Le 4 avril met en lumière les efforts mondiaux pour éliminer les mines antipersonnel et protéger les populations civiles
Chaque année, le 4 avril, la communauté internationale célèbre la Journée internationale pour la sensibilisation au problème des mines et l’assistance à la lutte antimines. Instituée par l’Organisation des Nations unies en 2005, cette journée vise à attirer l’attention sur les dangers persistants des mines antipersonnel et des restes explosifs de guerre.
Malgré les progrès réalisés, ces engins continuent de représenter une menace majeure pour des millions de personnes à travers le monde.
Un danger invisible mais meurtrier
Les mines antipersonnel sont des explosifs dissimulés dans le sol, conçus pour se déclencher au contact ou à proximité d’une personne. Utilisées dans de nombreux conflits armés, elles restent actives longtemps après la fin des hostilités.
Chaque année, des milliers de victimes sont recensées, en grande majorité des civils, dont de nombreux enfants. Les survivants subissent souvent des blessures graves, entraînant des handicaps permanents.
Au-delà des pertes humaines, les mines entravent le développement économique en rendant des terres agricoles inutilisables et en limitant les déplacements.
Une mobilisation internationale contre les mines
La lutte contre les mines repose sur plusieurs axes : le déminage, l’assistance aux victimes, la sensibilisation des populations et l’interdiction de ces armes.
La Convention d’Ottawa de 1997 constitue un instrument clé dans ce combat. Elle interdit l’utilisation, la production et le stockage des mines antipersonnel et engage les États à les détruire.
De nombreuses organisations internationales et ONG œuvrent sur le terrain pour sécuriser les zones contaminées et accompagner les victimes.
En Afrique : des zones encore marquées par les mines et les conflits
En Afrique, la problématique des mines antipersonnel reste étroitement liée aux zones ayant connu ou connaissant encore des conflits armés.

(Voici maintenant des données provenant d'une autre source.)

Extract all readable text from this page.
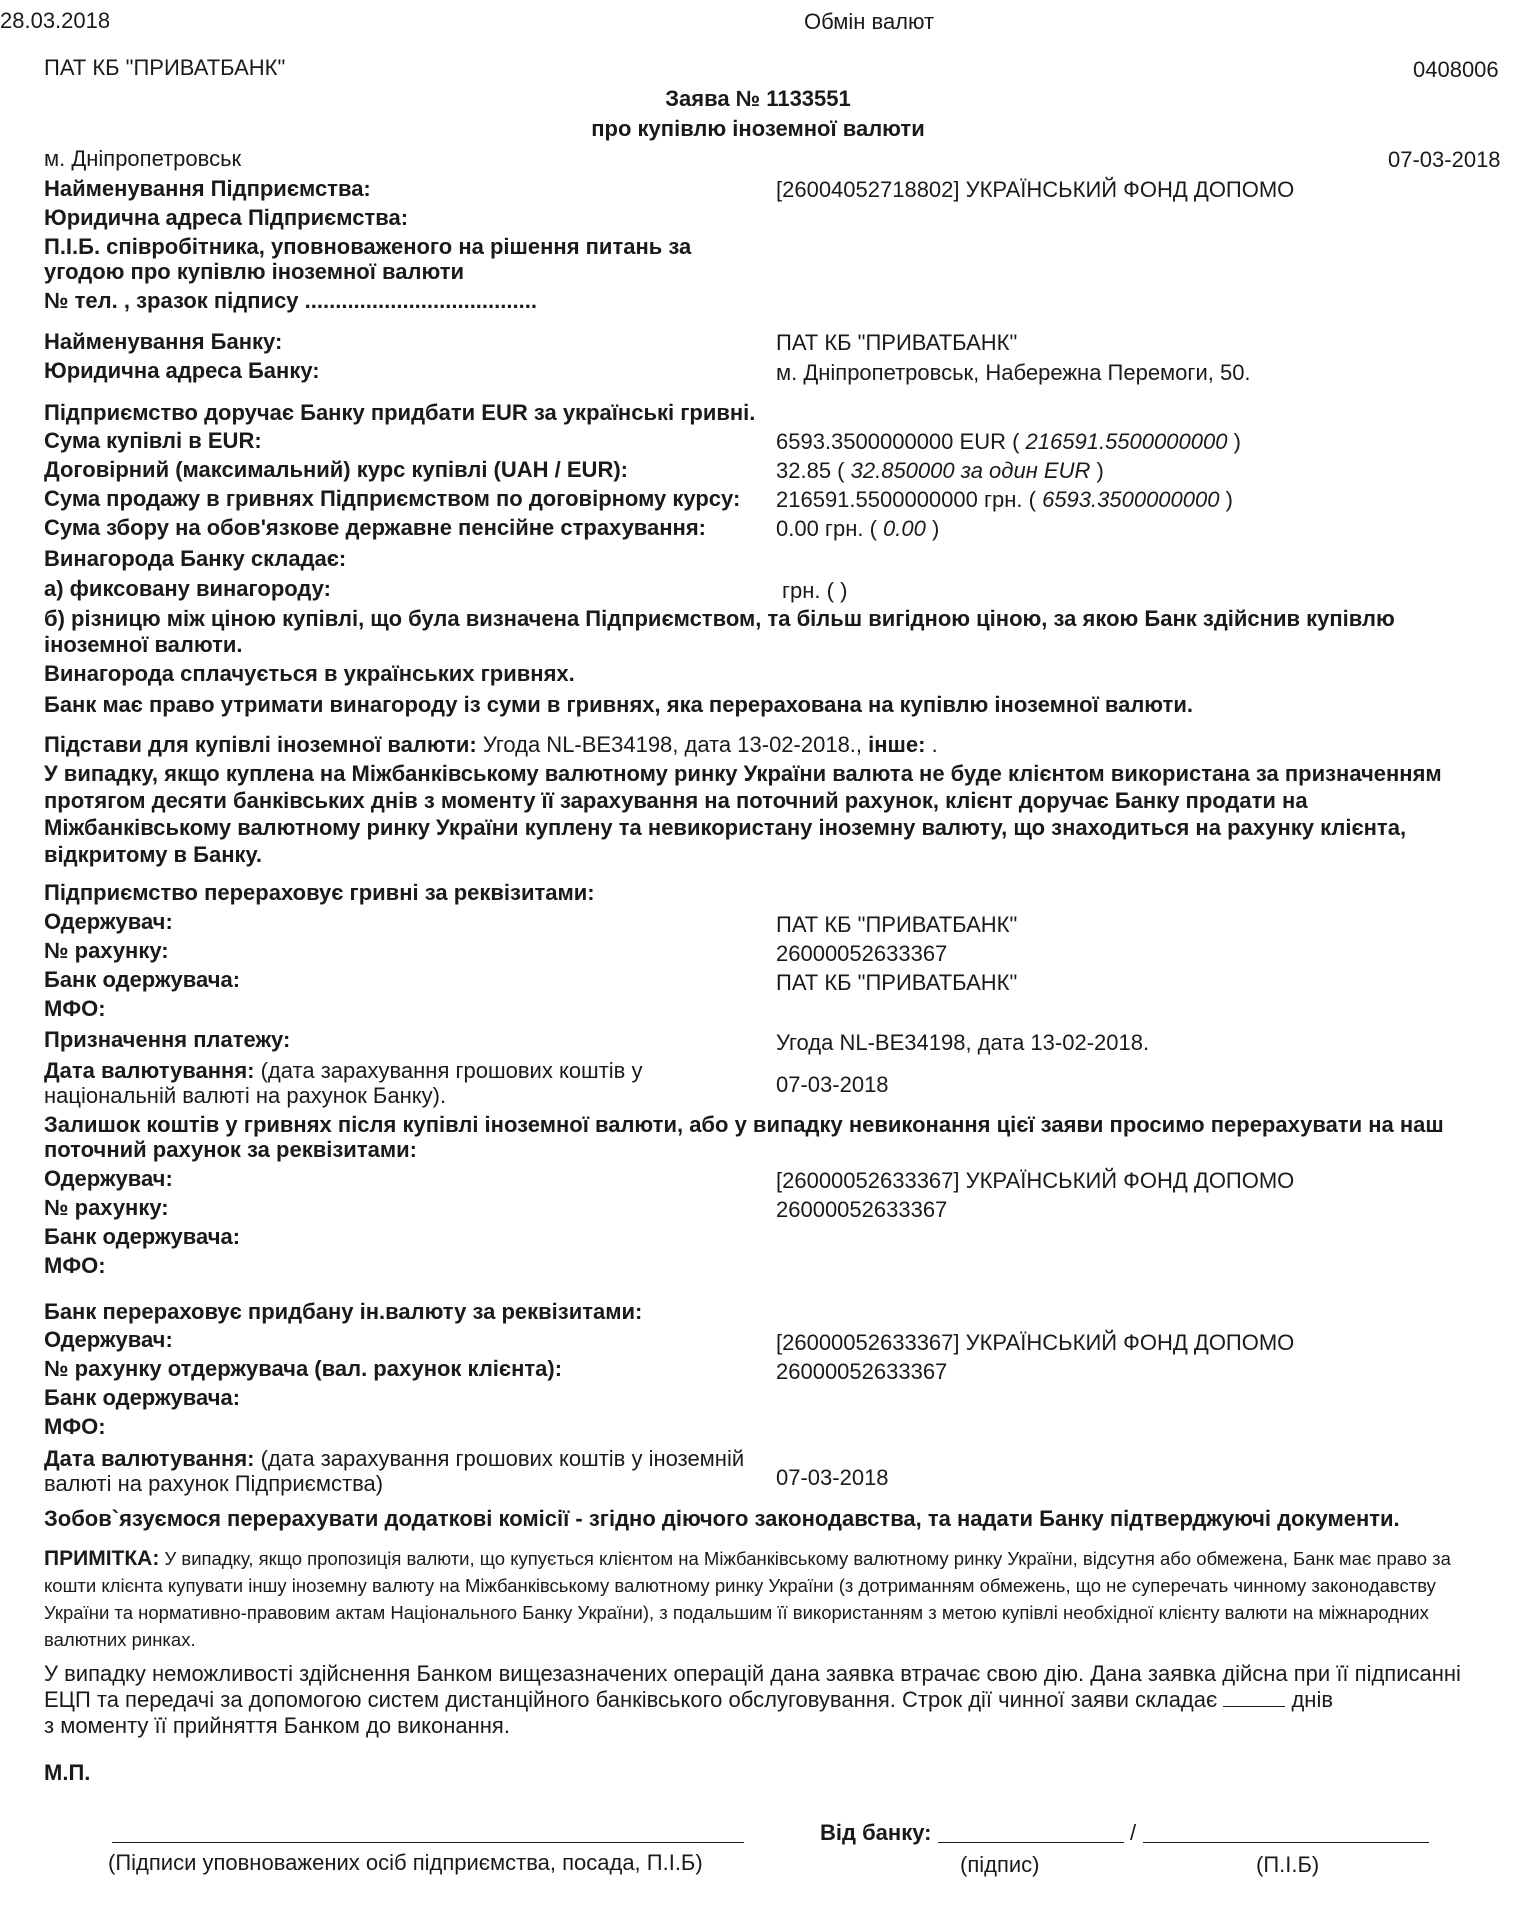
28.03.2018	Обмін валют
ПАТ КБ "ПРИВАТБАНК"	0408006
Заява № 1133551
про купівлю іноземної валюти
м. Дніпропетровськ	07-03-2018
Найменування Підприємства:	[26004052718802] УКРАЇНСЬКИЙ ФОНД ДОПОМО
Юридична адреса Підприємства:
П.І.Б. співробітника, уповноваженого на рішення питань за
угодою про купівлю іноземної валюти
№ тел. , зразок підпису ......................................
Найменування Банку:	ПАТ КБ "ПРИВАТБАНК"
Юридична адреса Банку:	м. Дніпропетровськ, Набережна Перемоги, 50.
Підприємство доручає Банку придбати EUR за українські гривні.
Сума купівлі в EUR:	6593.3500000000 EUR ( 216591.5500000000 )
Договірний (максимальний) курс купівлі (UAH / EUR):	32.85 ( 32.850000 за один EUR )
Сума продажу в гривнях Підприємством по договірному курсу: 216591.5500000000 грн. ( 6593.3500000000 )
Сума збору на обов'язкове державне пенсійне страхування:	0.00 грн. ( 0.00 )
Винагорода Банку складає:
а) фиксовану винагороду:	грн. ( )
б) різницю між ціною купівлі, що була визначена Підприємством, та більш вигідною ціною, за якою Банк здійснив купівлю іноземної валюти.
Винагорода сплачується в українських гривнях.
Банк має право утримати винагороду із суми в гривнях, яка перерахована на купівлю іноземної валюти.
Підстави для купівлі іноземної валюти: Угода NL-BE34198, дата 13-02-2018., інше: .
У випадку, якщо куплена на Міжбанківському валютному ринку України валюта не буде клієнтом використана за призначенням протягом десяти банківських днів з моменту її зарахування на поточний рахунок, клієнт доручає Банку продати на Міжбанківському валютному ринку України куплену та невикористану іноземну валюту, що знаходиться на рахунку клієнта, відкритому в Банку.
Підприємство перераховує гривні за реквізитами:
Одержувач:	ПАТ КБ "ПРИВАТБАНК"
№ рахунку:	26000052633367
Банк одержувача:	ПАТ КБ "ПРИВАТБАНК"
МФО:
Призначення платежу:	Угода NL-BE34198, дата 13-02-2018.
Дата валютування: (дата зарахування грошових коштів у
національній валюті на рахунок Банку).	07-03-2018
Залишок коштів у гривнях після купівлі іноземної валюти, або у випадку невиконання цієї заяви просимо перерахувати на наш поточний рахунок за реквізитами:
Одержувач:	[26000052633367] УКРАЇНСЬКИЙ ФОНД ДОПОМО
№ рахунку:	26000052633367
Банк одержувача:
МФО:
Банк перераховує придбану ін.валюту за реквізитами:
Одержувач:	[26000052633367] УКРАЇНСЬКИЙ ФОНД ДОПОМО
№ рахунку отдержувача (вал. рахунок клієнта):	26000052633367
Банк одержувача:
МФО:
Дата валютування: (дата зарахування грошових коштів у іноземній
валюті на рахунок Підприємства)	07-03-2018
Зобов`язуємося перерахувати додаткові комісії - згідно діючого законодавства, та надати Банку підтверджуючі документи.
ПРИМІТКА: У випадку, якщо пропозиція валюти, що купується клієнтом на Міжбанківському валютному ринку України, відсутня або обмежена, Банк має право за кошти клієнта купувати іншу іноземну валюту на Міжбанківському валютному ринку України (з дотриманням обмежень, що не суперечать чинному законодавству України та нормативно-правовим актам Національного Банку України), з подальшим її використанням з метою купівлі необхідної клієнту валюти на міжнародних валютних ринках.
У випадку неможливості здійснення Банком вищезазначених операцій дана заявка втрачає свою дію. Дана заявка дійсна при її підписанні ЕЦП та передачі за допомогою систем дистанційного банківського обслуговування. Строк дії чинної заяви складає	днів
з моменту її прийняття Банком до виконання.
М.П.
(Підписи уповноважених осіб підприємства, посада, П.І.Б)
Від банку:	/
(підпис)	(П.І.Б)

Plusieurs pays du continent demeurent affectés par la présence de mines et de restes explosifs de guerre, qui continuent de menacer les populations civiles longtemps après la fin des hostilités.
Des pays comme l’Angola, le Mozambique, la République démocratique du Congo, le Soudan du Sud ou encore la Somalie ont été particulièrement touchés. Si certains, comme l’Angola ou le Mozambique, ont réalisé des progrès significatifs en matière de déminage, d’autres restent confrontés à des défis persistants en raison de conflits prolongés ou d’instabilité sécuritaire.
Dans ces régions, les mines représentent un obstacle majeur au développement. Elles rendent des terres agricoles inutilisables, entravent les déplacements des populations et compliquent la reconstruction des infrastructures.
Face à cette situation, des programmes de déminage sont menés avec l’appui d’organisations internationales et d’ONG spécialisées. Ces actions s’accompagnent de campagnes de sensibilisation auprès des communautés locales et de dispositifs d’assistance aux victimes, souvent confrontées à des handicaps lourds.
Un objectif : un monde sans mines
La Journée internationale contre les mines rappelle que l’élimination de ces armes est un enjeu humanitaire majeur.
Si des progrès significatifs ont été réalisés, le défi reste immense. La coopération internationale, l’engagement des États et la mobilisation des acteurs humanitaires sont essentiels pour parvenir à un monde libéré des mines et garantir la sécurité des populations.